20080609

f-s

Bir ayrılık ilk kez ne zaman düşer insanın aklına? Düşer de yerinden kalksın diye içinden geriye doğru sayarsın, olmadı mı, bir daha denesek, denesen hatta karşı tarafa çaktırmadan, şöyle bir yerlerin tekil tekil acısa da iki’nin manasını hatırlasan şanlı geçmişinizden. Bir ayrılık düşerse kalkar mı yerinden, vuku bulmuş mudur ki ilk talihli sen olasın, hangi gazete kaç kupona bir yazı dizisinde anlatır aşk’ınızı yeniden alevlendirmenin yollarını? Anlatırsa anlar mısın artık? Artık çok mu geç?

Bizim sigara ile olan ilişkimiz beş sene yedi ay. Masum flörtümüz tutkulu bir birlikteliğe dönüşüverdi bir anda, günde birkaç defa görüşürken uzunca bir müddet, ayrılamaz olduk birbirimizden.

Ayrılık neden düşer ki insanın aklına? Böyle iyiydik, hakikaten iyiydik böyle, mutlu mesut yaşayıp gidiyorduk, bir yerlere de gidiyor gibiydi aramızdaki şeyin ismi herneyse, birbirimize pek de yakışıyorduk gülümseyen fotoğraflarda. Bir gün, belki de bir sabah uyandığımda, yanında, bana zarar verdiğini farketmiş olabilirim, istemeyerek yaptığını bilsem bile; başka ve yeni bir ülkede yaşamak istemiş olabilirim, bunun zor olacağını kendime söylesem de, başka ve yeni bir toprakta var olmaya çalışmak; seninle geçirdiğimiz dakikaların bana birşey katmadığını anlamışımdır, malum hayat kısa ve biraz cesaret bulabildim kendimde; sensiz de yapabileceğimi görmüşümdür, aynada ve yalnızlığımın o uzaktan çağıran sesi, kulağımda.

Biteceğini biliyorduk değil mi sigara? O paketin içinde, cebimde onca zaman durmuşken böyle olacağını ikimiz de görüyorduk.
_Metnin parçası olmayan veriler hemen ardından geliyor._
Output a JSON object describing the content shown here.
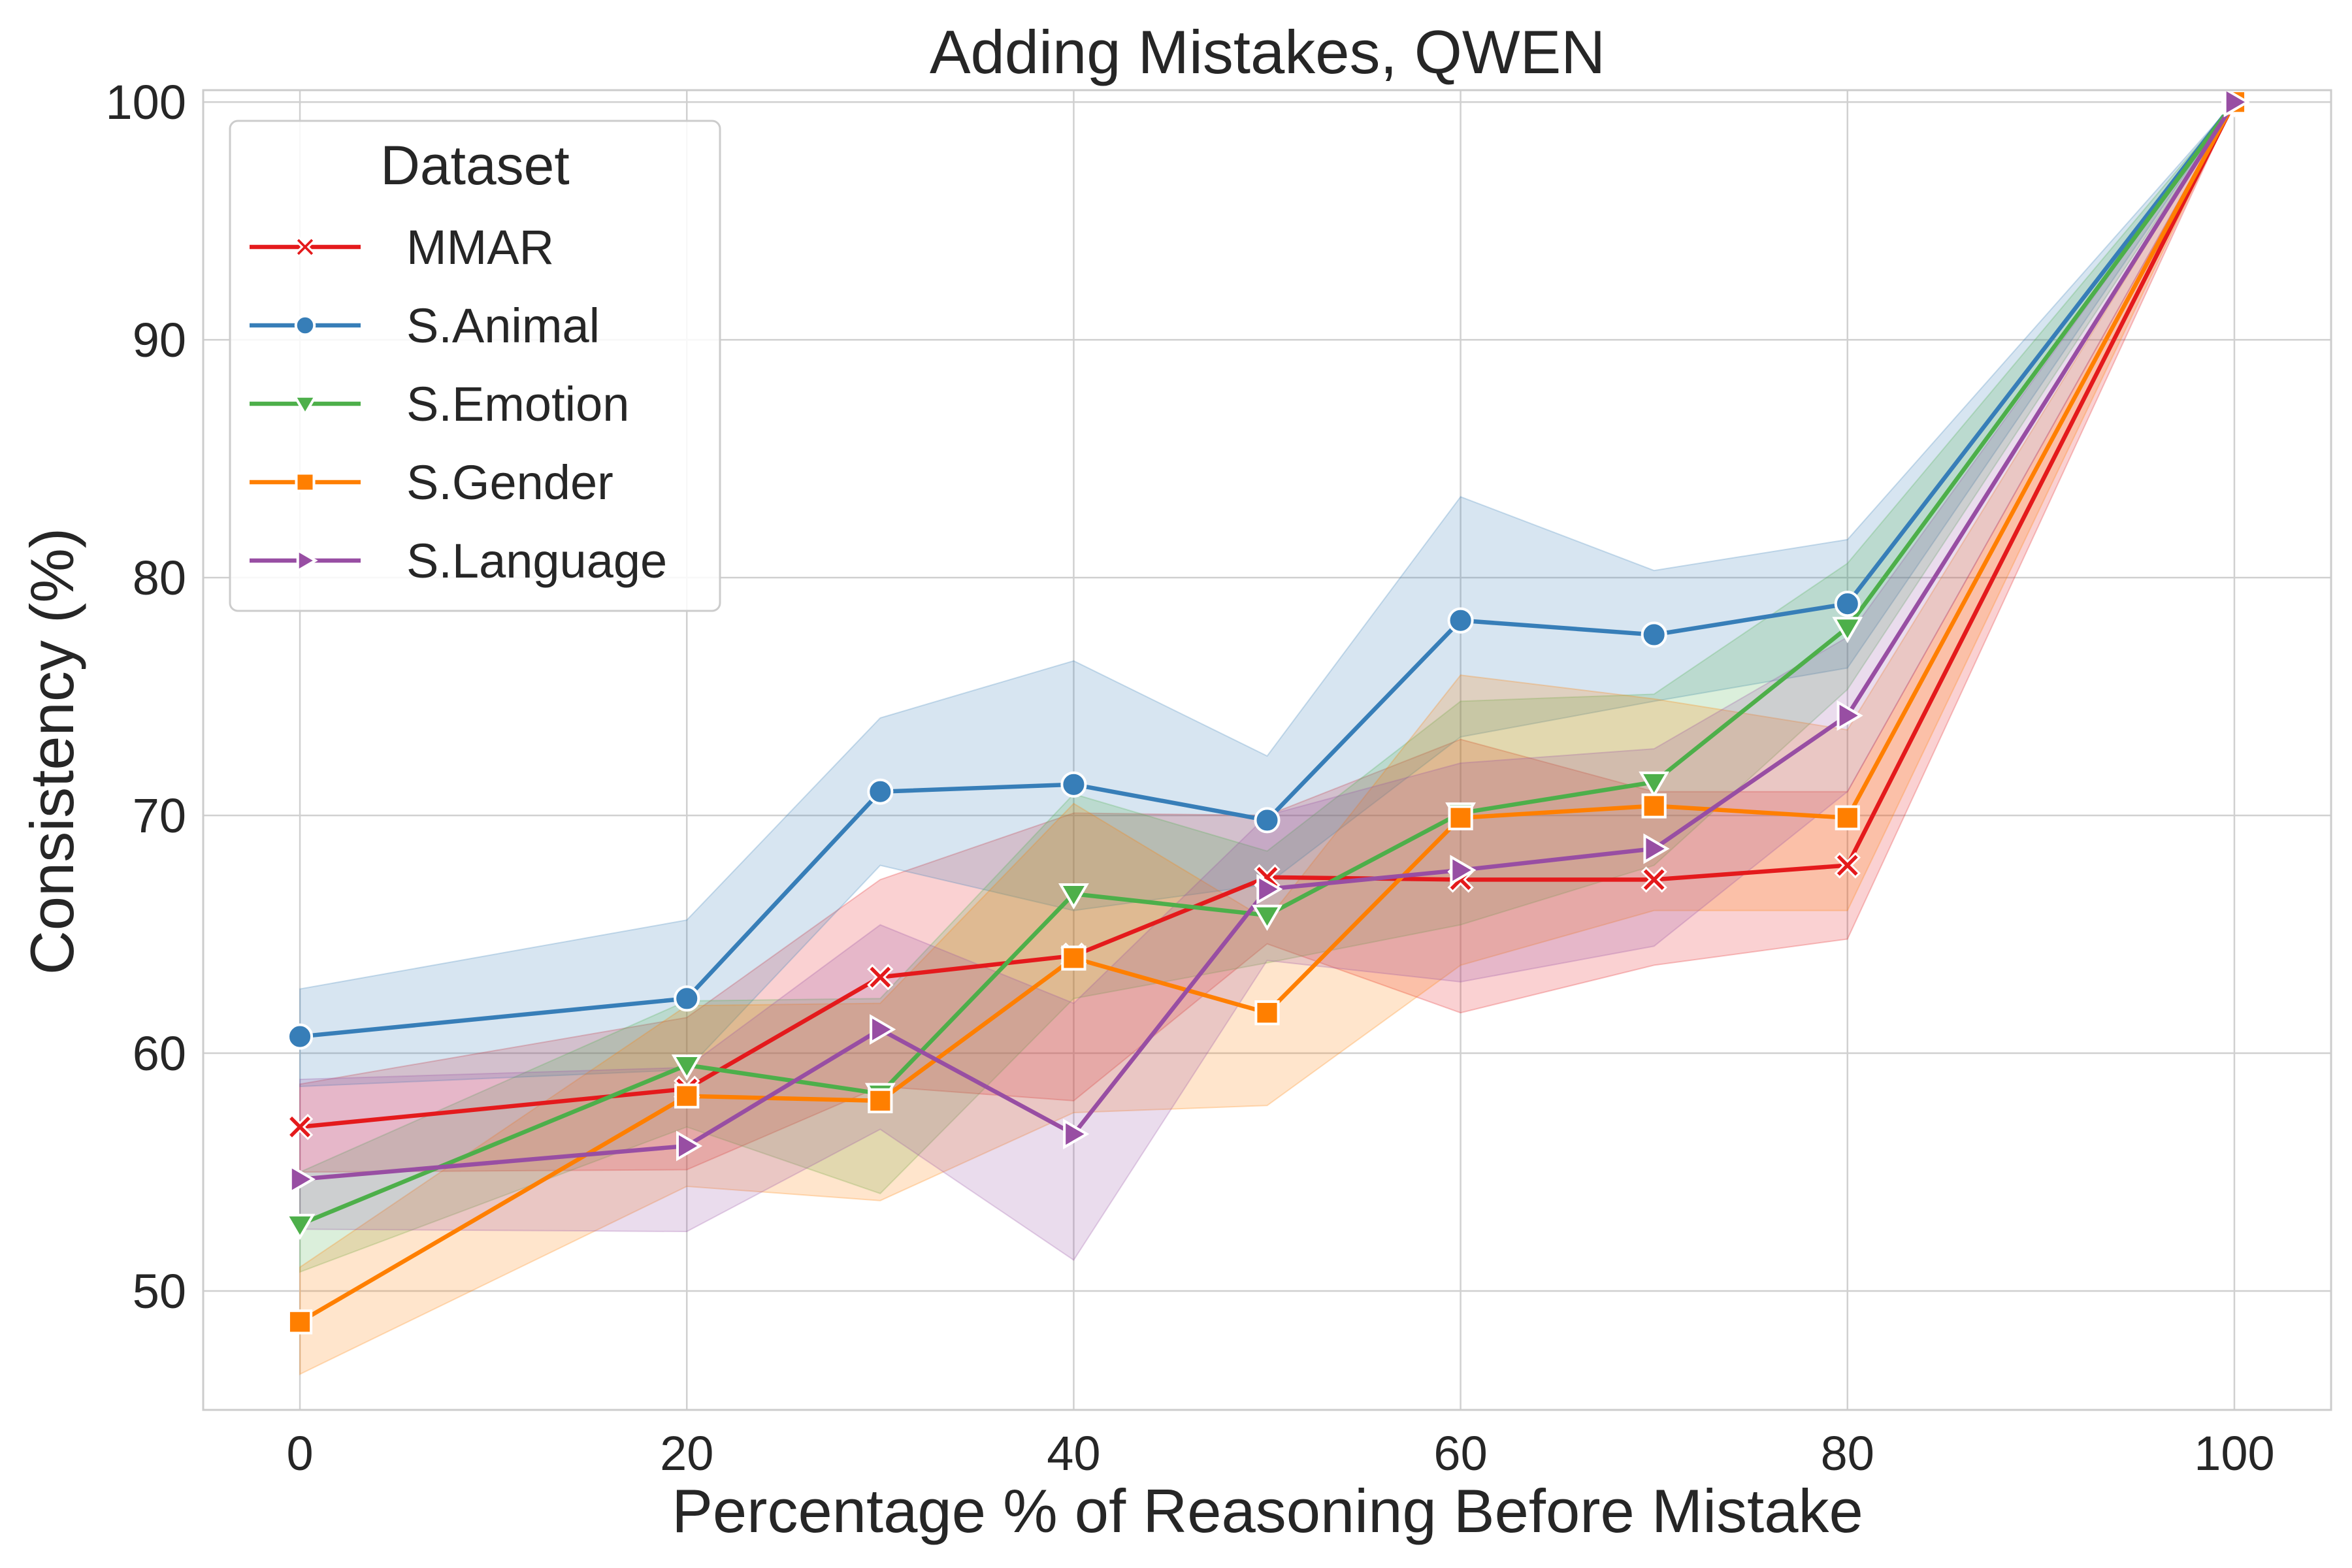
{
  "chart_data": {
    "type": "line",
    "title": "Adding Mistakes, QWEN",
    "xlabel": "Percentage % of Reasoning Before Mistake",
    "ylabel": "Consistency (%)",
    "xlim": [
      -5,
      105
    ],
    "ylim": [
      45,
      100.5
    ],
    "xticks": [
      0,
      20,
      40,
      60,
      80,
      100
    ],
    "yticks": [
      50,
      60,
      70,
      80,
      90,
      100
    ],
    "grid": true,
    "legend": {
      "title": "Dataset",
      "placement": "top-left"
    },
    "x": [
      0,
      20,
      30,
      40,
      50,
      60,
      70,
      80,
      100
    ],
    "series": [
      {
        "name": "MMAR",
        "color": "#e41a1c",
        "marker": "x",
        "values": [
          56.9,
          58.5,
          63.2,
          64.1,
          67.4,
          67.3,
          67.3,
          67.9,
          100
        ],
        "lower": [
          55.0,
          55.1,
          58.6,
          58.0,
          64.6,
          61.7,
          63.7,
          64.8,
          100
        ],
        "upper": [
          58.7,
          61.5,
          67.3,
          70.1,
          70.0,
          73.2,
          71.0,
          71.0,
          100
        ]
      },
      {
        "name": "S.Animal",
        "color": "#377eb8",
        "marker": "circle",
        "values": [
          60.7,
          62.3,
          71.0,
          71.3,
          69.8,
          78.2,
          77.6,
          78.9,
          100
        ],
        "lower": [
          58.6,
          59.3,
          67.9,
          66.0,
          67.1,
          73.3,
          74.8,
          76.2,
          100
        ],
        "upper": [
          62.7,
          65.6,
          74.1,
          76.5,
          72.5,
          83.4,
          80.3,
          81.6,
          100
        ]
      },
      {
        "name": "S.Emotion",
        "color": "#4daf4a",
        "marker": "triangle-down",
        "values": [
          52.8,
          59.5,
          58.3,
          66.7,
          65.8,
          70.1,
          71.4,
          77.9,
          100
        ],
        "lower": [
          50.8,
          56.9,
          54.1,
          62.3,
          63.8,
          65.4,
          67.9,
          75.3,
          100
        ],
        "upper": [
          55.0,
          62.2,
          62.3,
          70.9,
          68.5,
          74.8,
          75.1,
          80.6,
          100
        ]
      },
      {
        "name": "S.Gender",
        "color": "#ff7f00",
        "marker": "square",
        "values": [
          48.7,
          58.2,
          58.0,
          64.0,
          61.7,
          69.9,
          70.4,
          69.9,
          100
        ],
        "lower": [
          46.5,
          54.4,
          53.8,
          57.5,
          57.8,
          63.7,
          66.0,
          66.0,
          100
        ],
        "upper": [
          51.0,
          62.0,
          62.1,
          70.5,
          65.6,
          75.9,
          74.9,
          73.6,
          100
        ]
      },
      {
        "name": "S.Language",
        "color": "#984ea3",
        "marker": "triangle-right",
        "values": [
          54.7,
          56.1,
          61.0,
          56.6,
          66.9,
          67.7,
          68.6,
          74.2,
          100
        ],
        "lower": [
          52.6,
          52.5,
          56.8,
          51.3,
          63.9,
          63.0,
          64.5,
          71.0,
          100
        ],
        "upper": [
          58.9,
          59.4,
          65.4,
          62.1,
          70.0,
          72.2,
          72.8,
          77.5,
          100
        ]
      }
    ]
  }
}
Onca zamandan sonra kolay değil. Başımı yastığa koyduğumda sen geleceksin aklıma, ayrılığın düştüğü aynı yerden gözlerimin içine bakacaksın, içim kıyılacak, ne yapsam oracıkta bitivereceksin. iyi birşey olduğunda sen de bil isteyeceğim, yoksun, işten eve dönünce seni görmek isteyeceğim, yoksun, akşam yatmadan son kez öpmeyi isteyeceğim seni, yoksun, birden yokluğun bildiğim tek şey oluverecek, ama sen olmayacaksın, yoksun.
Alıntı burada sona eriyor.